On voit la seconde à Vienne, dans la galerie du Belvédère; c'est le portrait d'un certain Johann Kleeberger, dont les grands yeux noirs et le teint mat sont très-poétiques. Il serait très-beau s'il avait un nez, mais ce détail lui manque presque absolument. Ce Kleeberger épousa Felicitas Pirkeimer, la fille de l'ami de Dürer. En 1532, deux ans après la mort de sa femme, il s'établit à Lyon où on ne l'appela bientôt que le bon Allemand, à cause du bien qu'il faisait aux pauvres. Lorsqu'il mourut, en 1546, ses compatriotes d'adoption lui élevèrent, sur le roc de Bourgneuf, une statue en bois, qui fut remplacée en 1849 par une statue en pierre, due au ciseau de M. Bonnaire.
La troisième est le portrait d'un des ancêtres de M. le conseiller et docteur Rodolphe Holzschuler, chef d'une illustre famille de Nuremberg, qui le montre aux étrangers avec une grâce parfaite. Son aïeul a cinquante-sept ans environ; mais malgré ses cheveux blancs, il a l'air fort jeune. Ce portrait est un chef-d'œuvre.
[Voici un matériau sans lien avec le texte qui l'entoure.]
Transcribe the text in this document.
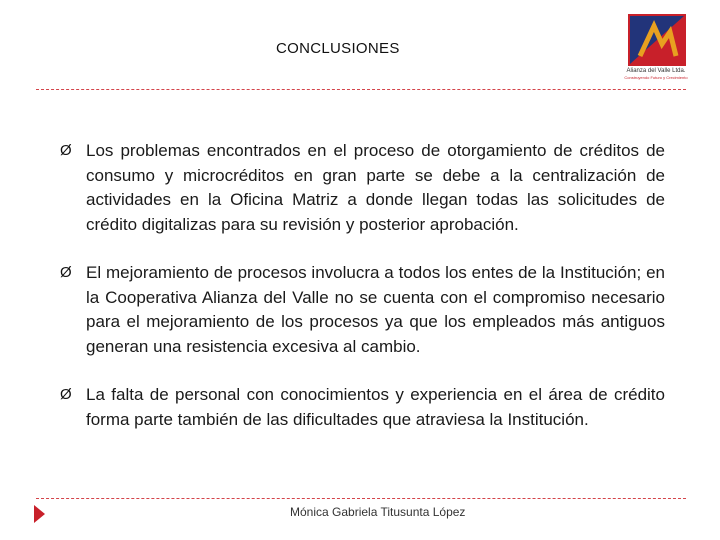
CONCLUSIONES
Alianza del Valle Ltda.
Construyendo Futuro y Crecimiento
Ø Los problemas encontrados en el proceso de otorgamiento de créditos de consumo y microcréditos en gran parte se debe a la centralización de actividades en la Oficina Matriz a donde llegan todas las solicitudes de crédito digitalizas para su revisión y posterior aprobación.
Ø El mejoramiento de procesos involucra a todos los entes de la Institución; en la Cooperativa Alianza del Valle no se cuenta con el compromiso necesario para el mejoramiento de los procesos ya que los empleados más antiguos generan una resistencia excesiva al cambio.
Ø La falta de personal con conocimientos y experiencia en el área de crédito forma parte también de las dificultades que atraviesa la Institución.
Mónica Gabriela Titusunta López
Il ne nous reste plus qu'à parler des tableaux qui n'ont pas de date certaine. Parmi ceux-là nous trouvons, à Venise, le célèbre Ecce Homo qui doit avoir été peint en 1505 ou en 1506.—A Vienne, dans la galerie de Fries, la Mort de la Vierge. La tête de la mère du Christ est le portrait fidèle de Marie de Bourgogne, première femme de Maximilien. Au second plan, on reconnaît l'empereur, son fils et un grand nombre de contemporains célèbres. La beauté de la couleur, le fini des détails et la ressemblance des personnages historiques donnent un grand attrait à cette admirable peinture.—A Florence, dans la galerie des Offices, la Madone avec l'Enfant. Ce tableau est mal placé; cependant on remarque la grâce et la beauté de la Vierge: on jurerait une de ces belles toiles de Jules Romain ou de son illustre maître. A Schleissheim, la Vierge, sainte Anne et l'Enfant Jésus endormi, tableau d'une exécution irréprochable, et une Mater dolorosa debout, les mains jointes.—Citons encore un Ecce Homo qui, pour ne pas valoir celui de Venise, n'est pas moins une fort belle chose dont la chapelle de Moritz, de Nuremberg, peut tirer grande vanité.—Hercule tuant les Harpies est un tableau peint à la détrempe; il en reste juste assez pour faire voir qu'il a été superbe et combien on doit le regretter.—Les Bustes des empereurs Charles et Sigismond, du château de Nuremberg, belles figures puissantes et majestueuses, peintes avec une grande sûreté de main.—Dans la galerie de Schleissheim, le Portrait d'un jeune savant, bon ouvrage exécuté à la détrempe, infiniment mieux conservé que l'Hercule dont nous avons déploré la fin prématurée.—A Anvers, au musée Van Ertborn, une Mater dolorosa. La Vierge, vêtue d'un manteau vert, est assise les mains jointes. Ce tableau est très-beau, très-fini, d'une couleur très-intense et d'une conservation parfaite; Otto Mündler l'attribue à Altdorfer. Il est peut-être d'Albert Dürer; les hommes distingués qui ont rédigé le livret du musée d'Anvers se contentent de dire qu'il appartient à l'école allemande. En Espagne ou en Italie on le donnerait sans hésiter à Albert Dürer. En Belgique, dans le doute, on s'abstient toujours, ce qui est à la fois plus honnête et plus habile.